Odd, I'd think x64 would be the most commonly used architecture. Is this a mistake?

secretvrdev · on Aug 30, 2019

Therefore its called x86-64. It is the "same"

zzzcpan · on Aug 30, 2019

Since the author is in the comments, what are you planning to do about operations: keeping consistent performance while adding/removing/resyncing nodes, rebalancing, dealing with bitrot, disk errors, disk performance issues, filesystem issues, dealing with unstable network performance, etc.? It doesn't look like there is anything to address operations in the code at the moment.
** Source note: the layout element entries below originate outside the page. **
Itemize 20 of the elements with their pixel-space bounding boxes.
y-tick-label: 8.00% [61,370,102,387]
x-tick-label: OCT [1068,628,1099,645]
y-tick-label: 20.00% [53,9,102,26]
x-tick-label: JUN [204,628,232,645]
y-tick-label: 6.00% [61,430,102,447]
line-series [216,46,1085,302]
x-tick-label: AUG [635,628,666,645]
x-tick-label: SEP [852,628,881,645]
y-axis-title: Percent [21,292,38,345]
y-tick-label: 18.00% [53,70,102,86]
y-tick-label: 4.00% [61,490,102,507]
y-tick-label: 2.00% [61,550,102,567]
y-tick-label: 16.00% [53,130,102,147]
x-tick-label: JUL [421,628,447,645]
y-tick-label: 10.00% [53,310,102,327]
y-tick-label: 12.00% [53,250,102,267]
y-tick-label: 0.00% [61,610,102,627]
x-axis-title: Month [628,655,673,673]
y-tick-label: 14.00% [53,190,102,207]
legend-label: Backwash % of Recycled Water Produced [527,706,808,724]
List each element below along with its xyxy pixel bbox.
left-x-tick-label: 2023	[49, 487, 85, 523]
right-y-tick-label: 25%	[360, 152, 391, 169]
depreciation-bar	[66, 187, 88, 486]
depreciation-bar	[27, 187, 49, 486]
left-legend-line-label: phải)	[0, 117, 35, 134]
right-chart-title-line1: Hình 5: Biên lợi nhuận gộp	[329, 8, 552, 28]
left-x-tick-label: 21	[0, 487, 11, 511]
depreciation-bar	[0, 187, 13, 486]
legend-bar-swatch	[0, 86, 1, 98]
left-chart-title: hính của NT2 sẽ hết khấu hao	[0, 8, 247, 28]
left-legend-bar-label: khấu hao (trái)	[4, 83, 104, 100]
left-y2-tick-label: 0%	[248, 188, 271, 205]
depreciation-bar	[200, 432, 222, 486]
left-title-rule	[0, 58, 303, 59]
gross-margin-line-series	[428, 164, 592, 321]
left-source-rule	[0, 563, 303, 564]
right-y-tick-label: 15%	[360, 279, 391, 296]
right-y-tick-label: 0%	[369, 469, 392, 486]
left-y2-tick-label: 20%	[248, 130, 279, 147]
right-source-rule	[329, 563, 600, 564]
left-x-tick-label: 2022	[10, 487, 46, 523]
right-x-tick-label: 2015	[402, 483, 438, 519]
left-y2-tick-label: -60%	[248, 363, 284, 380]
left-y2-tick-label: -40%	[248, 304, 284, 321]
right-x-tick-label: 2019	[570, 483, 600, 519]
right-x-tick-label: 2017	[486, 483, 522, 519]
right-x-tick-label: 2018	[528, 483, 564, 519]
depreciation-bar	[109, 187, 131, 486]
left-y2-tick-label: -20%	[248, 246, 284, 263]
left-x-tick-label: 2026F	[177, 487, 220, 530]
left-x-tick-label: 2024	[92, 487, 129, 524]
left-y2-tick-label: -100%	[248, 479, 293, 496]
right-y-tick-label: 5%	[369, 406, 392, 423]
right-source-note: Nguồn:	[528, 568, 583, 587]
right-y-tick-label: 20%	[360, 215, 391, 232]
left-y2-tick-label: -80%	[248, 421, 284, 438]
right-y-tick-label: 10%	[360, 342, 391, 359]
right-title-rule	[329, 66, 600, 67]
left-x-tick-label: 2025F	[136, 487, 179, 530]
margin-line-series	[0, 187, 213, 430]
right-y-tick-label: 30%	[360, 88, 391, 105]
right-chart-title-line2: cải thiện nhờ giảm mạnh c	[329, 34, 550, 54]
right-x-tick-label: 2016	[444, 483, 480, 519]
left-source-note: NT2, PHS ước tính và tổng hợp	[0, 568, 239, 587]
mlevental · on Aug 30, 2019

does anyone know a good on disk nosql db like sqlite with python bindings? I know sqllite has a json extension but I don't think you can query

maurodelazeri · on Aug 30, 2019

how is the performance running 3 nodes? how many inserts/reads can be done in average ?

free-ekanayaka · on Aug 30, 2019

Depends on how fast is your disk, what file system and kernel you use, and how low is your network latency. Difficult to predict. But it's basically as fast as it can get given 1) hardware constraints 2) raft consensus.

If you want light-speed insert/delete, you could probably don't use the disk at all: as long as a majority of your nodes don't die, you won't lose any data. You can also go somewhere in between and save to disk only at specific intervals.

zellyn · on Aug 30, 2019

Do all nodes participate as full RAFT nodes? Or can you have read-only nodes?

setr · on Aug 30, 2019

Aren't non-leader RAFT nodes already read-only?

zellyn · on Aug 30, 2019

I guess I meant observer nodes, with read-only DB access.

setr · on Aug 31, 2019

I just mean that RAFT nodes are already read-only for most of their lives — it’s not clear to me why you’d want nodes to be dedicated as read-only; it would only reduce consistency guarantees (and I believe you wouldn’t be avoiding the heartbeat and data consistency network chatter).. I think the leadership functionality comes cheap

zellyn · on Aug 31, 2019

That makes sense. I need to read up on Raft again.

I know Zookeeper, for example, supports observer nodes: essentially a cheaper read-only cache. Chubby at Google had the same thing.